1. $m = |F_{uv}| \geq 3$. We can assume that the bubbles are disjoint: associate to each bubble a path covered only by that bubble. If two bubbles are crossed, then we can find a path between their associated paths, and using the path associated to a third bubble we get a $K_4$. Similarly there is no edge in $G$ between two bubbles.

   Now contract each bubble into a single node, as well as the components of $u$ and $V$ in $G \setminus \bigcup_{B \in F_{uv}} B$. It is easy to check this operation gives a $K_{2,m}$, with each vertex of degree $2$ defining a tight cut, and a positive demand between the vertices of degree $m$. This instance also satisfies the cut condition but does not have a routing, hence there must be an odd-spindle minor.
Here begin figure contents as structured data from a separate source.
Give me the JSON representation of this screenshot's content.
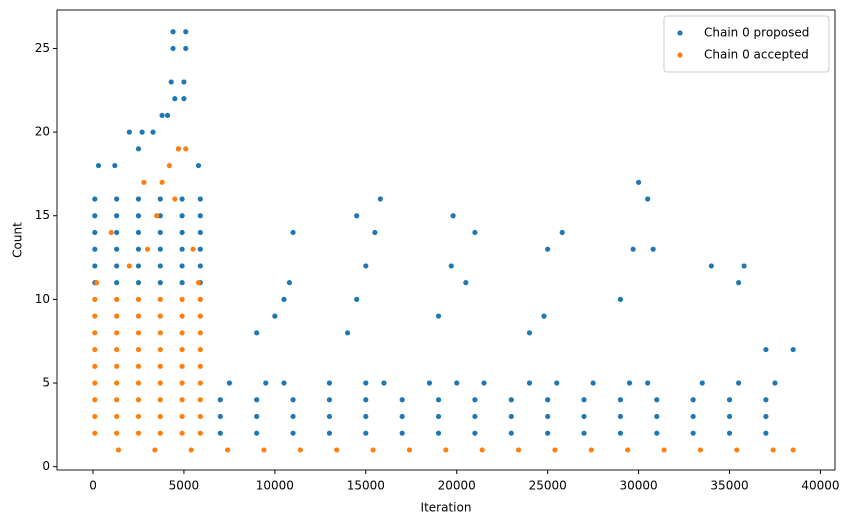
{
  "chart_data": {
    "type": "scatter",
    "x_label": "Iteration",
    "y_label": "Count",
    "xlim": [
      -1980,
      40800
    ],
    "ylim": [
      -0.2,
      27.3
    ],
    "xticks": [
      0,
      5000,
      10000,
      15000,
      20000,
      25000,
      30000,
      35000,
      40000
    ],
    "yticks": [
      0,
      5,
      10,
      15,
      20,
      25
    ],
    "legend": "upper right",
    "series": [
      {
        "name": "Chain 0 proposed",
        "color": "#1f77b4",
        "x": [
          100,
          1300,
          2500,
          3700,
          4900,
          5900,
          100,
          1300,
          2500,
          3700,
          4900,
          5900,
          100,
          1300,
          2500,
          3700,
          4900,
          5900,
          100,
          1300,
          2500,
          3700,
          4900,
          5900,
          100,
          1300,
          2500,
          3700,
          4900,
          5900,
          100,
          1300,
          2500,
          3700,
          4900,
          5900,
          4400,
          5100,
          4400,
          5100,
          4300,
          5000,
          4500,
          5000,
          3800,
          4100,
          2000,
          2700,
          3300,
          2500,
          4700,
          300,
          1200,
          5800,
          7000,
          9000,
          11000,
          13000,
          15000,
          17000,
          19000,
          21000,
          23000,
          25000,
          27000,
          29000,
          31000,
          33000,
          35000,
          37000,
          7000,
          9000,
          11000,
          13000,
          15000,
          17000,
          19000,
          21000,
          23000,
          25000,
          27000,
          29000,
          31000,
          33000,
          35000,
          37000,
          7000,
          9000,
          11000,
          13000,
          15000,
          17000,
          19000,
          21000,
          23000,
          25000,
          27000,
          29000,
          31000,
          33000,
          35000,
          37000,
          7500,
          9500,
          10500,
          13000,
          15000,
          16000,
          18500,
          20000,
          21500,
          24000,
          25500,
          27500,
          29500,
          30500,
          33500,
          35500,
          37500,
          9000,
          10000,
          10500,
          10800,
          11000,
          14000,
          14500,
          15000,
          14500,
          15800,
          15500,
          19000,
          19700,
          19800,
          20500,
          21000,
          24000,
          24800,
          25000,
          25800,
          29000,
          29700,
          30000,
          30500,
          30800,
          34000,
          35500,
          35800,
          37000,
          38500
        ],
        "values": [
          11,
          11,
          11,
          11,
          11,
          11,
          12,
          12,
          12,
          12,
          12,
          12,
          13,
          13,
          13,
          13,
          13,
          13,
          14,
          14,
          14,
          14,
          14,
          14,
          15,
          15,
          15,
          15,
          15,
          15,
          16,
          16,
          16,
          16,
          16,
          16,
          26,
          26,
          25,
          25,
          23,
          23,
          22,
          22,
          21,
          21,
          20,
          20,
          20,
          19,
          19,
          18,
          18,
          18,
          2,
          2,
          2,
          2,
          2,
          2,
          2,
          2,
          2,
          2,
          2,
          2,
          2,
          2,
          2,
          2,
          3,
          3,
          3,
          3,
          3,
          3,
          3,
          3,
          3,
          3,
          3,
          3,
          3,
          3,
          3,
          3,
          4,
          4,
          4,
          4,
          4,
          4,
          4,
          4,
          4,
          4,
          4,
          4,
          4,
          4,
          4,
          4,
          5,
          5,
          5,
          5,
          5,
          5,
          5,
          5,
          5,
          5,
          5,
          5,
          5,
          5,
          5,
          5,
          5,
          8,
          9,
          10,
          11,
          14,
          8,
          10,
          12,
          15,
          16,
          14,
          9,
          12,
          15,
          11,
          14,
          8,
          9,
          13,
          14,
          10,
          13,
          17,
          16,
          13,
          12,
          11,
          12,
          7,
          7
        ]
      },
      {
        "name": "Chain 0 accepted",
        "color": "#ff7f0e",
        "x": [
          1400,
          3400,
          5400,
          7400,
          9400,
          11400,
          13400,
          15400,
          17400,
          19400,
          21400,
          23400,
          25400,
          27400,
          29400,
          31400,
          33400,
          35400,
          37400,
          38500,
          100,
          1300,
          2500,
          3700,
          4900,
          5900,
          100,
          1300,
          2500,
          3700,
          4900,
          5900,
          100,
          1300,
          2500,
          3700,
          4900,
          5900,
          100,
          1300,
          2500,
          3700,
          4900,
          5900,
          100,
          1300,
          2500,
          3700,
          4900,
          5900,
          100,
          1300,
          2500,
          3700,
          4900,
          5900,
          100,
          1300,
          2500,
          3700,
          4900,
          5900,
          100,
          1300,
          2500,
          3700,
          4900,
          5900,
          100,
          1300,
          2500,
          3700,
          4900,
          5900,
          2800,
          3800,
          4700,
          5100,
          4200,
          3500,
          1000,
          5500,
          2000,
          3000,
          4500,
          200,
          5800
        ],
        "values": [
          1,
          1,
          1,
          1,
          1,
          1,
          1,
          1,
          1,
          1,
          1,
          1,
          1,
          1,
          1,
          1,
          1,
          1,
          1,
          1,
          2,
          2,
          2,
          2,
          2,
          2,
          3,
          3,
          3,
          3,
          3,
          3,
          4,
          4,
          4,
          4,
          4,
          4,
          5,
          5,
          5,
          5,
          5,
          5,
          6,
          6,
          6,
          6,
          6,
          6,
          7,
          7,
          7,
          7,
          7,
          7,
          8,
          8,
          8,
          8,
          8,
          8,
          9,
          9,
          9,
          9,
          9,
          9,
          10,
          10,
          10,
          10,
          10,
          10,
          17,
          17,
          19,
          19,
          18,
          15,
          14,
          13,
          12,
          13,
          16,
          11,
          11
        ]
      }
    ]
  }
}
1. $|F_{uv}| = 2$, $F_{uv} = \{A,B\}$. Let $U$ be the component of $G \setminus \{A,B\}$ containing $u$, and $R$ the component containing $v$. Then:

   $$ 0 \leq \sigma(A \cup R) + \sigma (B \cup R) = \sigma(A \setminus B) + \sigma(B \setminus A) + 2\sigma(U,R \cup (A \cap B))$$

   If $A \cap B = \emptyset$, the RHS becomes $\sigma(A) + \sigma(B) + 2\sigma(R,U) < 0$, contradiction. Hence $A \cap B$ contains at least one vertex $x$. By centrality of $A$ and $B$ we can find two $(u,v)$-paths: $P_B$ disjoint from $A \setminus B$, and $P_A$ disjoint from $B \setminus A$, and a (minimal) path $Q_A$ from $x$ to $a \in V(P_A)$ inside $A$ and a (minimal) path $Q_B$ from $x$ to $b \in V(P_B)$ inside $B$. We deduce that there are three disjoint $(a,b)$-paths, $\{a,b\}$ is a $2$-cut. Applying Lemma 6, $A \setminus B$ and $B \setminus A$ are both central.

   Contract every edge not in $\delta(A) \cup \delta(B)$, this gives a $K_{2,m}$ that satisfies the cut condition. But the cuts induced by $A$ and $B$ shows that this instance is not feasible: there is an odd-spindle again.

This concludes the proof of Theorem 1.